Siak juga pernah beberapa kali melakukan ekspansi wilayah hingga ke Kedah dan
Pahang, namun gagal merebut negeri-negeri itu. Siak juga pernah menyerang kerajaan
Sambas di Kalimantan Barat dan berhasil menguasai negeri itu untuk beberapa lama.

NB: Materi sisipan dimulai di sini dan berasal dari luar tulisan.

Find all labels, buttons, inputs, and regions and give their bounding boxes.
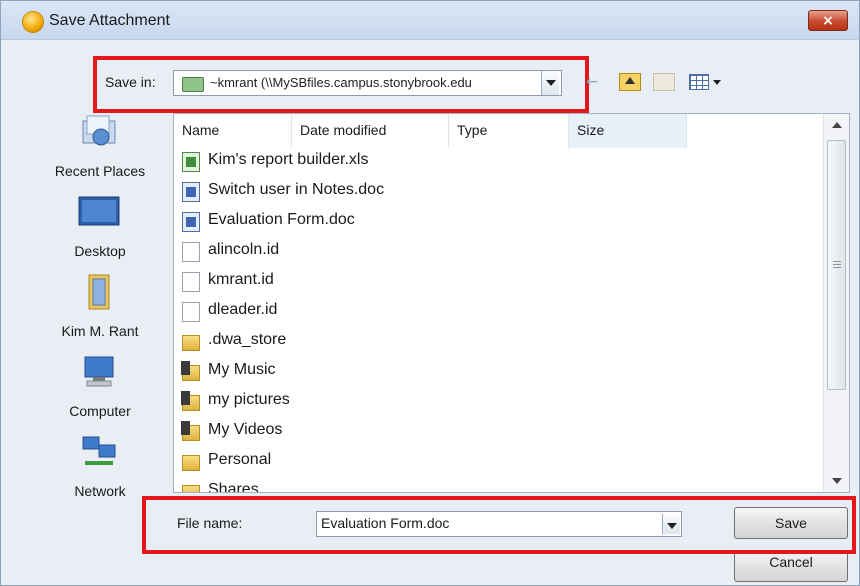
file-row[interactable]: my pictures: [181, 388, 822, 418]
generic-file-icon: [182, 242, 200, 262]
column-header-size[interactable]: Size: [569, 114, 687, 148]
file-name: Kim's report builder.xls: [208, 151, 369, 168]
file-name: kmrant.id: [208, 271, 274, 288]
folder-icon: [182, 335, 200, 351]
file-row[interactable]: .dwa_store: [182, 328, 822, 358]
title-bar[interactable]: Save Attachment ×: [1, 1, 859, 40]
excel-file-icon: [182, 152, 200, 172]
music-folder-icon: [181, 361, 200, 381]
file-name: alincoln.id: [208, 241, 280, 258]
place-network[interactable]: Network: [29, 433, 171, 503]
place-label: Desktop: [74, 243, 126, 259]
file-name: Switch user in Notes.doc: [208, 181, 385, 198]
file-row[interactable]: Personal: [182, 448, 822, 478]
file-name: my pictures: [208, 391, 290, 408]
word-file-icon: [182, 182, 200, 202]
cancel-button[interactable]: Cancel: [734, 550, 848, 582]
up-folder-icon[interactable]: [619, 73, 641, 91]
save-attachment-dialog: Save Attachment × Save in: ~kmrant (\\My…: [0, 0, 860, 586]
column-header-date-modified[interactable]: Date modified: [292, 114, 449, 148]
column-header-name[interactable]: Name: [174, 114, 292, 148]
place-computer[interactable]: Computer: [29, 353, 171, 423]
pictures-folder-icon: [181, 391, 200, 411]
network-icon: [82, 436, 116, 465]
file-row[interactable]: Shares: [182, 478, 822, 493]
videos-folder-icon: [181, 421, 200, 441]
file-name: Shares: [208, 481, 259, 493]
file-name: .dwa_store: [208, 331, 287, 348]
file-row[interactable]: alincoln.id: [182, 238, 822, 268]
file-name: Evaluation Form.doc: [208, 211, 355, 228]
place-label: Recent Places: [54, 163, 146, 179]
computer-icon: [84, 356, 114, 387]
view-menu-icon[interactable]: [689, 74, 709, 90]
dialog-title: Save Attachment: [49, 12, 170, 29]
word-file-icon: [182, 212, 200, 232]
scroll-down-arrow-icon[interactable]: [832, 478, 842, 484]
scrollbar-grip: [833, 261, 841, 268]
file-row[interactable]: Switch user in Notes.doc: [182, 178, 822, 208]
back-arrow-icon[interactable]: ←: [586, 75, 598, 89]
scroll-up-arrow-icon[interactable]: [832, 122, 842, 128]
close-button[interactable]: ×: [808, 10, 848, 31]
app-icon: [23, 12, 43, 32]
scrollbar-thumb[interactable]: [827, 140, 846, 390]
file-name: Personal: [208, 451, 272, 468]
place-recent-places[interactable]: Recent Places: [29, 113, 171, 183]
file-row[interactable]: Kim's report builder.xls: [182, 148, 822, 178]
file-row[interactable]: My Videos: [181, 418, 822, 448]
generic-file-icon: [182, 272, 200, 292]
file-name: My Music: [208, 361, 276, 378]
folder-icon: [182, 455, 200, 471]
file-name: My Videos: [208, 421, 283, 438]
file-row[interactable]: My Music: [181, 358, 822, 388]
file-row[interactable]: kmrant.id: [182, 268, 822, 298]
place-kim-m-rant[interactable]: Kim M. Rant: [29, 273, 171, 343]
file-row[interactable]: dleader.id: [182, 298, 822, 328]
file-list-scrollbar[interactable]: [823, 114, 849, 492]
places-bar: Recent Places Desktop Kim M. Rant Comput…: [29, 113, 171, 503]
place-label: Kim M. Rant: [61, 323, 139, 339]
recent-places-icon: [82, 115, 116, 146]
generic-file-icon: [182, 302, 200, 322]
user-folder-icon: [88, 274, 110, 310]
file-name-highlight-box: [142, 496, 856, 554]
file-name: dleader.id: [208, 301, 278, 318]
file-row[interactable]: Evaluation Form.doc: [182, 208, 822, 238]
folder-icon: [182, 485, 200, 492]
file-list[interactable]: Name Date modified Type Size Kim's repor…: [173, 113, 850, 493]
place-label: Computer: [69, 403, 131, 419]
desktop-icon: [78, 196, 120, 226]
view-menu-arrow-icon[interactable]: [713, 80, 721, 85]
save-in-highlight-box: [93, 56, 589, 113]
place-desktop[interactable]: Desktop: [29, 193, 171, 263]
new-folder-icon[interactable]: [653, 73, 675, 91]
column-header-type[interactable]: Type: [449, 114, 569, 148]
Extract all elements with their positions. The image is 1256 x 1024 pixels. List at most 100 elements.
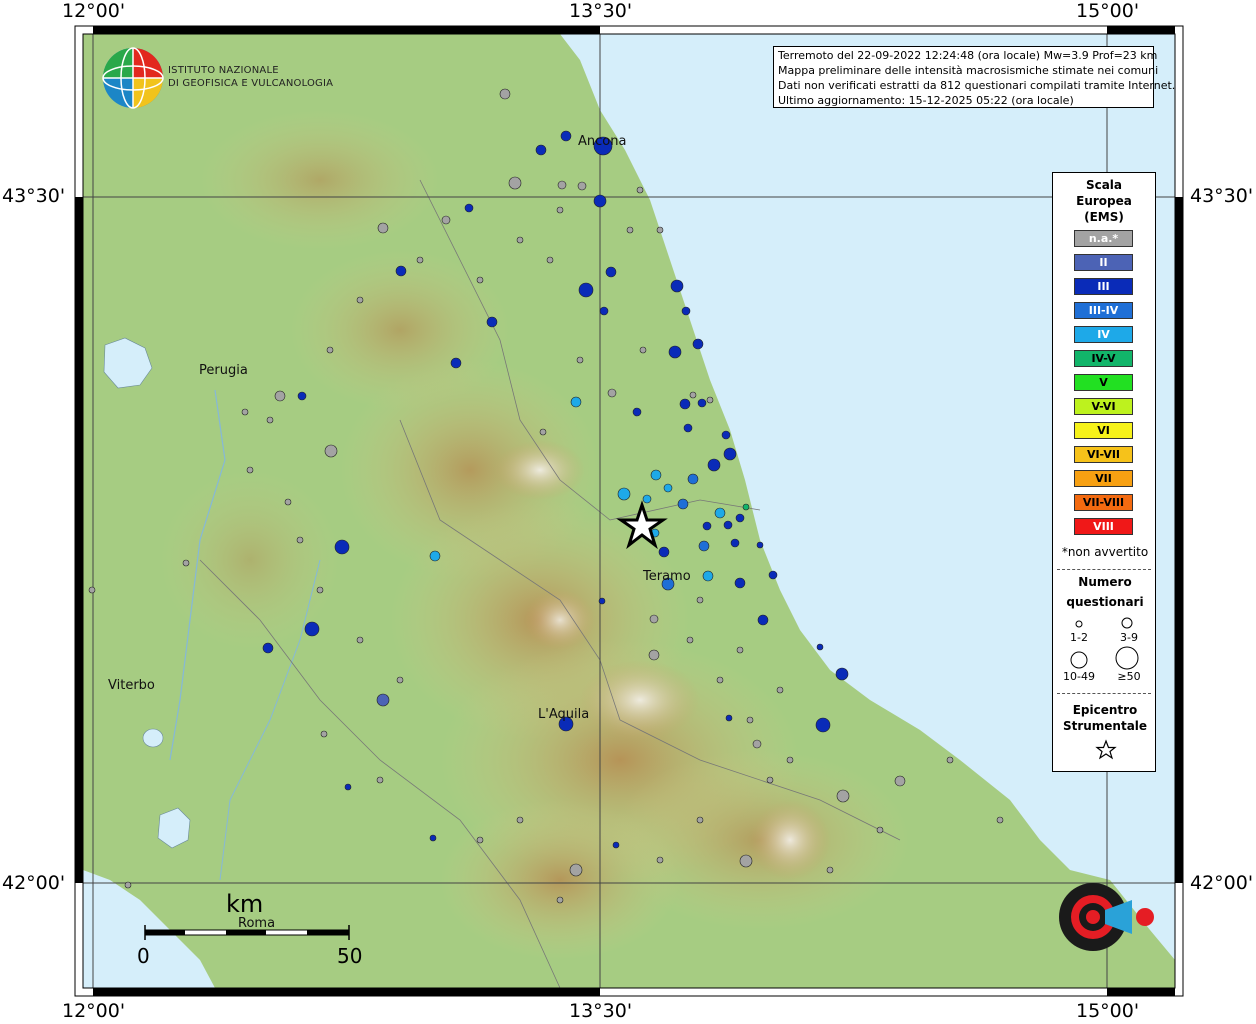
intensity-point xyxy=(736,646,744,654)
intensity-point xyxy=(429,550,441,562)
intensity-point xyxy=(539,428,547,436)
intensity-point xyxy=(946,756,954,764)
intensity-point xyxy=(284,498,292,506)
intensity-point xyxy=(612,841,620,849)
lon-label-13-30-bottom: 13°30' xyxy=(569,1000,633,1022)
intensity-point xyxy=(450,357,462,369)
intensity-point xyxy=(464,203,474,213)
intensity-point xyxy=(649,614,659,624)
intensity-point xyxy=(605,266,617,278)
intensity-point xyxy=(714,507,726,519)
intensity-point xyxy=(656,856,664,864)
lon-label-13-30: 13°30' xyxy=(569,0,633,22)
intensity-point xyxy=(816,643,824,651)
intensity-point xyxy=(768,570,778,580)
intensity-point xyxy=(324,444,338,458)
intensity-point xyxy=(508,176,522,190)
intensity-point xyxy=(334,539,350,555)
intensity-point xyxy=(569,863,583,877)
institute-line-2: DI GEOFISICA E VULCANOLOGIA xyxy=(168,78,334,89)
intensity-point xyxy=(377,222,389,234)
intensity-point xyxy=(725,714,733,722)
intensity-point xyxy=(344,783,352,791)
place-perugia: Perugia xyxy=(199,363,248,378)
ems-class-6: V xyxy=(1074,374,1133,391)
intensity-point xyxy=(632,407,642,417)
ems-class-7: V-VI xyxy=(1074,398,1133,415)
intensity-point xyxy=(598,597,606,605)
intensity-point xyxy=(441,215,451,225)
ems-class-8: VI xyxy=(1074,422,1133,439)
intensity-point xyxy=(786,756,794,764)
lat-label-43-30-right: 43°30' xyxy=(1190,185,1254,207)
count-label-3-9: 3-9 xyxy=(1120,631,1138,644)
intensity-point xyxy=(746,716,754,724)
intensity-point xyxy=(499,88,511,100)
place-teramo: Teramo xyxy=(643,569,691,584)
intensity-point xyxy=(756,541,764,549)
intensity-point xyxy=(516,816,524,824)
intensity-point xyxy=(486,316,498,328)
intensity-point xyxy=(696,816,704,824)
intensity-point xyxy=(636,186,644,194)
scale-max: 50 xyxy=(337,944,363,968)
event-info-box: Terremoto del 22-09-2022 12:24:48 (ora l… xyxy=(773,46,1176,108)
intensity-point xyxy=(88,586,96,594)
intensity-point xyxy=(246,466,254,474)
intensity-point xyxy=(617,487,631,501)
ems-class-9: VI-VII xyxy=(1074,446,1133,463)
intensity-point xyxy=(642,494,652,504)
lon-label-15: 15°00' xyxy=(1076,0,1140,22)
intensity-point xyxy=(686,636,694,644)
intensity-point xyxy=(376,776,384,784)
intensity-point xyxy=(735,513,745,523)
intensity-point xyxy=(697,398,707,408)
intensity-point xyxy=(326,346,334,354)
legend-title-3: (EMS) xyxy=(1084,210,1124,224)
intensity-point xyxy=(557,180,567,190)
intensity-point xyxy=(570,396,582,408)
intensity-point xyxy=(296,536,304,544)
intensity-point xyxy=(687,473,699,485)
intensity-point xyxy=(429,834,437,842)
intensity-point xyxy=(599,306,609,316)
intensity-point xyxy=(742,503,750,511)
intensity-point xyxy=(262,642,274,654)
intensity-point xyxy=(556,206,564,214)
ingv-globe-logo-icon xyxy=(102,47,164,109)
intensity-point xyxy=(516,236,524,244)
scale-unit: km xyxy=(226,890,264,918)
intensity-point xyxy=(639,346,647,354)
intensity-point xyxy=(739,854,753,868)
institute-name: ISTITUTO NAZIONALE DI GEOFISICA E VULCAN… xyxy=(168,64,333,90)
intensity-point xyxy=(716,676,724,684)
count-title-1: Numero xyxy=(1078,575,1132,589)
intensity-point xyxy=(723,520,733,530)
intensity-point xyxy=(677,498,689,510)
intensity-point xyxy=(320,730,328,738)
intensity-point xyxy=(376,693,390,707)
intensity-point xyxy=(894,775,906,787)
intensity-point xyxy=(668,345,682,359)
place-ancona: Ancona xyxy=(578,134,627,149)
place-roma: Roma xyxy=(238,916,276,931)
intensity-point xyxy=(395,265,407,277)
info-line-4: Ultimo aggiornamento: 15-12-2025 05:22 (… xyxy=(778,94,1074,107)
place-laquila: L'Aquila xyxy=(538,707,590,722)
intensity-point xyxy=(679,398,691,410)
intensity-point xyxy=(730,538,740,548)
intensity-point xyxy=(316,586,324,594)
scale-min: 0 xyxy=(137,944,150,968)
intensity-point xyxy=(692,338,704,350)
lon-label-15-bottom: 15°00' xyxy=(1076,1000,1140,1022)
intensity-point xyxy=(683,423,693,433)
intensity-point xyxy=(835,667,849,681)
ems-class-1: II xyxy=(1074,254,1133,271)
lat-label-42: 42°00' xyxy=(2,872,66,894)
ems-class-0: n.a.* xyxy=(1074,230,1133,247)
intensity-point xyxy=(577,181,587,191)
legend-panel: Scala Europea (EMS) n.a.* II III III-IV IV IV… xyxy=(1052,172,1156,772)
intensity-point xyxy=(476,836,484,844)
intensity-point xyxy=(396,676,404,684)
info-line-3: Dati non verificati estratti da 812 ques… xyxy=(778,79,1176,92)
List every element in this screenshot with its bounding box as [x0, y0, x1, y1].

Pada abad ke-18, Kesultanan Siak telah menjadi kekuatan yang dominan di pesisir
timur Sumatera. Tahun 1780, Kesultanan Siak menaklukkan daerah Langkat, dan menjadikan
wilayah tersebut dalam pengawasannya, termasuk wilayah Deli dan Serdang. Di bawah
ikatan perjanjian kerja sama dengan VOC, pada tahun 1784 Kesultanan Siak membantu VOC
menyerang dan menundukkan Selangor. Sebelumnya mereka telah bekerja sama
memadamkan pemberontakan Raja Haji Fisabilillah di Pulau Penyengat.
3.1 Kesimpulan
Kesultanan Siak Sri Inderapura adalah sebuah Kerajaan Melayu Islam yang pernah
berdiri di Kabupaten Siak, Provinsi Riau. Kerajaan ini didirikan di Buantan oleh Raja Kecil,
anak dari Sultan Mahmud Shah sultan Kesultanan Johor yang dibunuh dan dilarikan ke
Pagaruyung bersama ibundanya Encik Apong. Raja kecil yang bergelar Sultan Abdul Jalil
pada tahun 1723, setelah sebelumnya terlibat dalam perebutan tahta Johor. Dalam
perkembangannya, Kesultanan Siak muncul sebagai sebuah kerajaan bahari yang kuat dan
menjadi kekuatan yang diperhitungkan di pesisir timur Sumatera dan Semenanjung Malaya di
tengah tekanan imperialisme Eropa.
Jangkauan terjauh pengaruh kerajaan ini sampai ke Sambas di Kalimantan Barat,
sekaligus mengendalikan jalur pelayaran antara Sumatera dan Kalimantan. Pasang surut
kerajaan ini tidak lepas dari persaingan dalam memperebutkan penguasaan jalur perdagangan
di Selat Malaka. Setelah Proklamasi Kemerdekaan Indonesia, Sultan Siak terakhir, Sultan
Syarif Kasim II menyatakan kerajaannya bergabung dengan Republik Indonesia.
3.2 Saran
Kerajaan Siak bergabung dengan Republik Indonesia dalam keadaan berdaulat. Bukan
hanya itu, Kerajaan Siak juga menyerahkan banyak harta kekayaan saat bergabung dengan
Republik Indonesia berupa uang 13 juta gulden dan barang berharga lainnya. Oleh karena itu,
harus juga diingat betapa besarnya jasa kerajaan Siak terhadap NKRI.